Run E2E integration tests

Developers should be able to run BGTMOO integration tests using lcp-compose -

Experiment with and understand the LCP stack

As a playground, developers should be able to run all services in the LCP/BGTMOO stack locally to -

Faster feature turn-around

Principles

CLI tool first, library second

lcp-compose is designed to be a CLI tool first - all features should be exposed as CLI subcommands. This refrains developers from writing code that calls lcp-compose internal APIs.

A consistent command-line interface has the following advantages:

Transparency

All functions are available through commands. No more tracing through Python code to find out what a certain API call eventually does.

Another benefit - everything is repeatable through re-running the command, as opposed to re-run a piece of Python code that calls an API.

Straightforward Integration

Only a series of commands required to setup test infrastructure, prior to running nosetests when integrating a service with lcp-compose.

Difficult to Misuse

It is hard to extend and does not expose an API. Developers cannot build abstractions over the API - which eventually leads to deep nested sleuthing to debug/ understand execution flow.

Language Agnostic

The CLI makes it possible to write harness in any language, be it Python, Java or Bash.

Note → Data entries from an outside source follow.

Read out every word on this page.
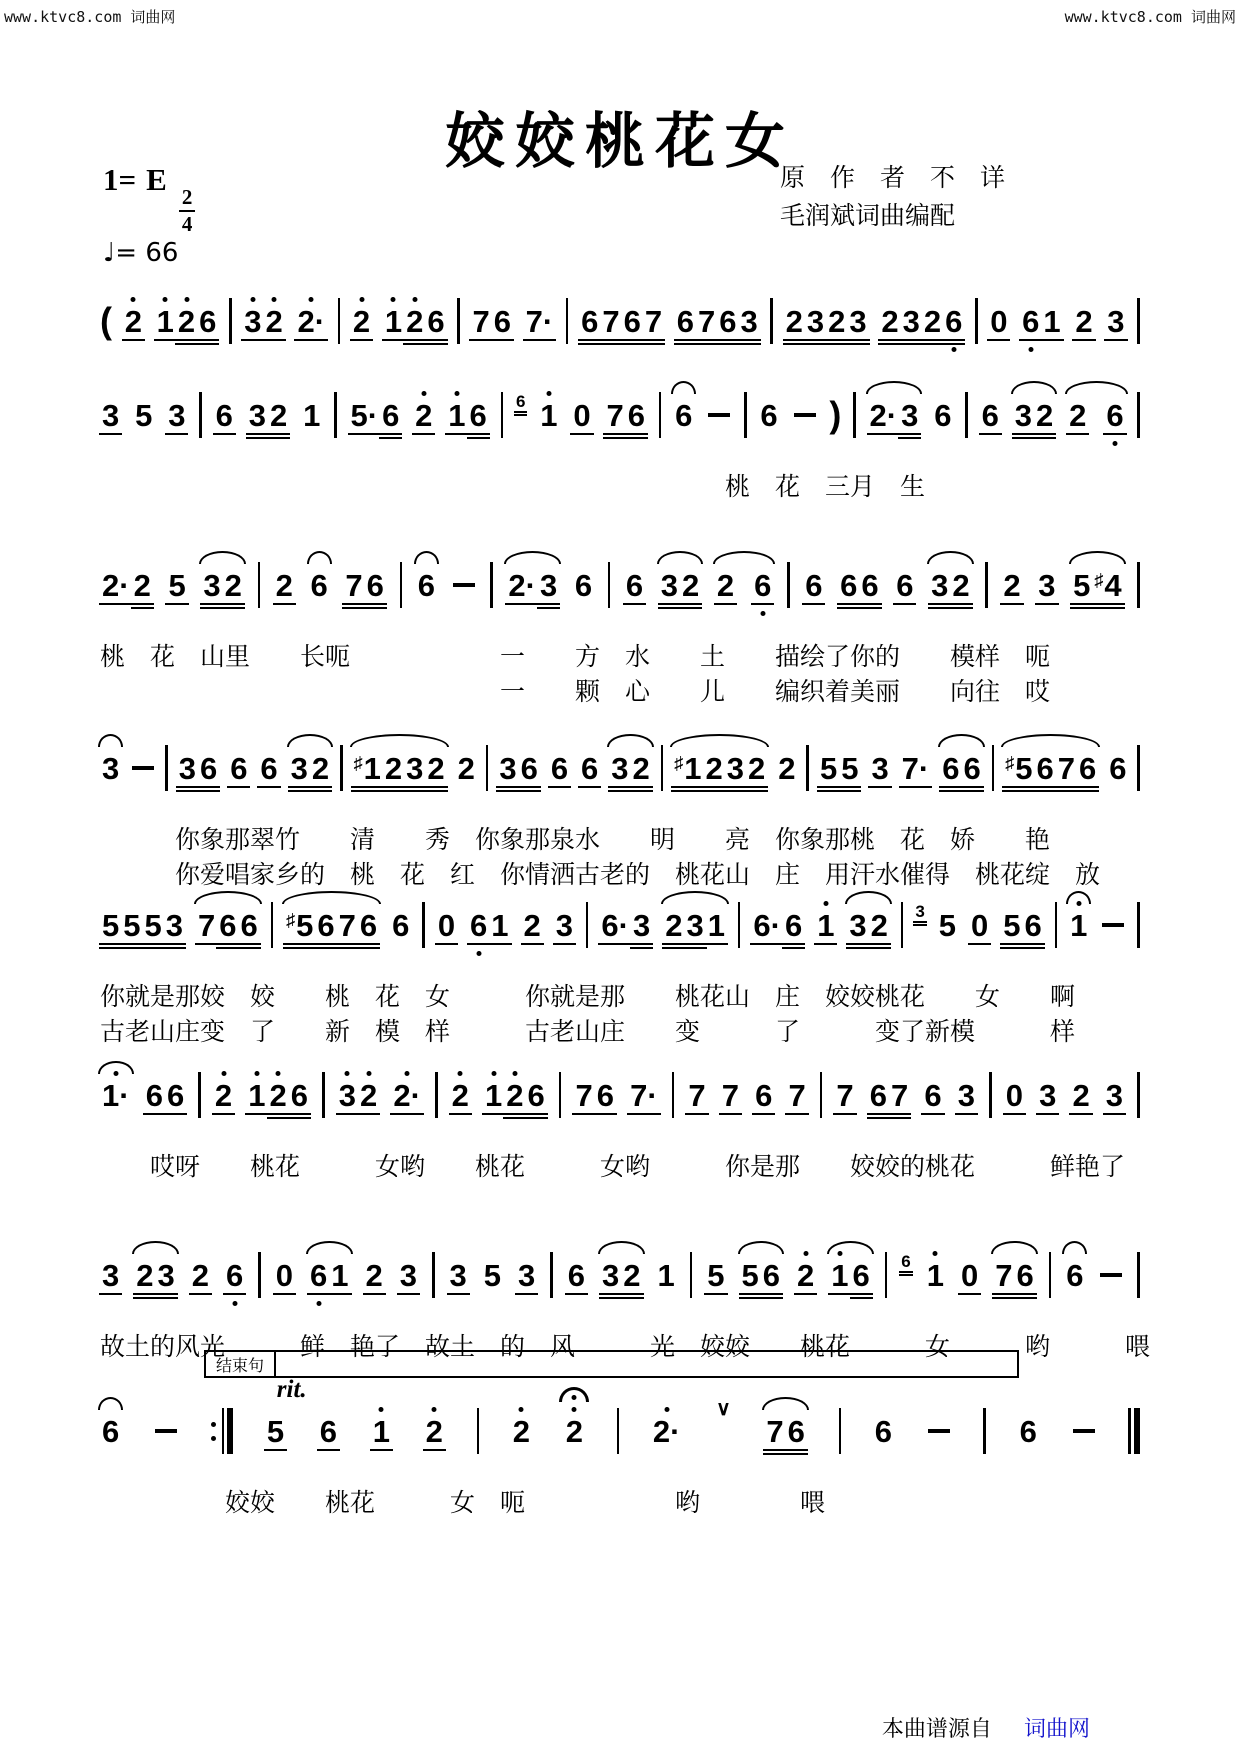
www.ktvc8.com 词曲网	www.ktvc8.com 词曲网
姣姣桃花女
1= E
$\frac{2}{4}$
♩= 66
原　作　者　不　详
毛润斌词曲编配
( 2 1 2 6 3 2 2· 2 1 2 6 7 6 7· 6 7 6 7 6 7 6 3 2 3 2 3 2 3 2 6 0 6 1 2 3
3 5 3 6 3 2 1 5· 6 2 1 6 6 1 0 7 6 6 6 ) 2· 3 6 6 3 2 2 6
　　　　　　　　　　　　　　　　　　　　　　　　　桃　花　三月　生
2· 2 5 3 2 2 6 7 6 6 2· 3 6 6 3 2 2 6 6 6 6 6 3 2 2 3 5 ♯4
桃　花　山里　　长呃　　　　　　一　　方　水　　土　　描绘了你的　　模样　呃
　　　　　　　　　　　　　　　　一　　颗　心　　儿　　编织着美丽　　向往　哎
3 3 6 6 6 3 2 ♯1 2 3 2 2 3 6 6 6 3 2 ♯1 2 3 2 2 5 5 3 7· 6 6 ♯5 6 7 6 6
　　　你象那翠竹　　清　　秀　你象那泉水　　明　　亮　你象那桃　花　娇　　艳
　　　你爱唱家乡的　桃　花　红　你情洒古老的　桃花山　庄　用汗水催得　桃花绽　放
5 5 5 3 7 6 6 ♯5 6 7 6 6 0 6 1 2 3 6· 3 2 3 1 6· 6 1 3 2 3 5 0 5 6 1
你就是那姣　姣　　桃　花　女　　　你就是那　　桃花山　庄　姣姣桃花　　女　　啊
古老山庄变　了　　新　模　样　　　古老山庄　　变　　　了　　　变了新模　　　样
1· 6 6 2 1 2 6 3 2 2· 2 1 2 6 7 6 7· 7 7 6 7 7 6 7 6 3 0 3 2 3
　　哎呀　　桃花　　　女哟　　桃花　　　女哟　　　你是那　　姣姣的桃花　　　鲜艳了
3 2 3 2 6 0 6 1 2 3 3 5 3 6 3 2 1 5 5 6 2 1 6 6 1 0 7 6 6
故土的风光　　　鲜　艳了　故土　的　风　　　光　姣姣　　桃花　　　女　　　哟　　　喂
结束句
rit.
6	5 6 1 2 2 2 2·
∨
7 6 6	6
　　　　　姣姣　　桃花　　　女　呃　　　　　　哟　　　　喂
本曲谱源自 词曲网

Configuration through Templates

lcp-compose does not store configuration files for each individual service. Each service should have a templatized version of the configuration at a predictable location so lcp-compose can grab it, templatize it and copy it to the right place where the lcp-compose managed service can pick up.

Outsource Data Seeding

lcp-compose does not and should not be responsible for seeding initial data for individual services. Individual services should provide entrypoints to seed its own testing data.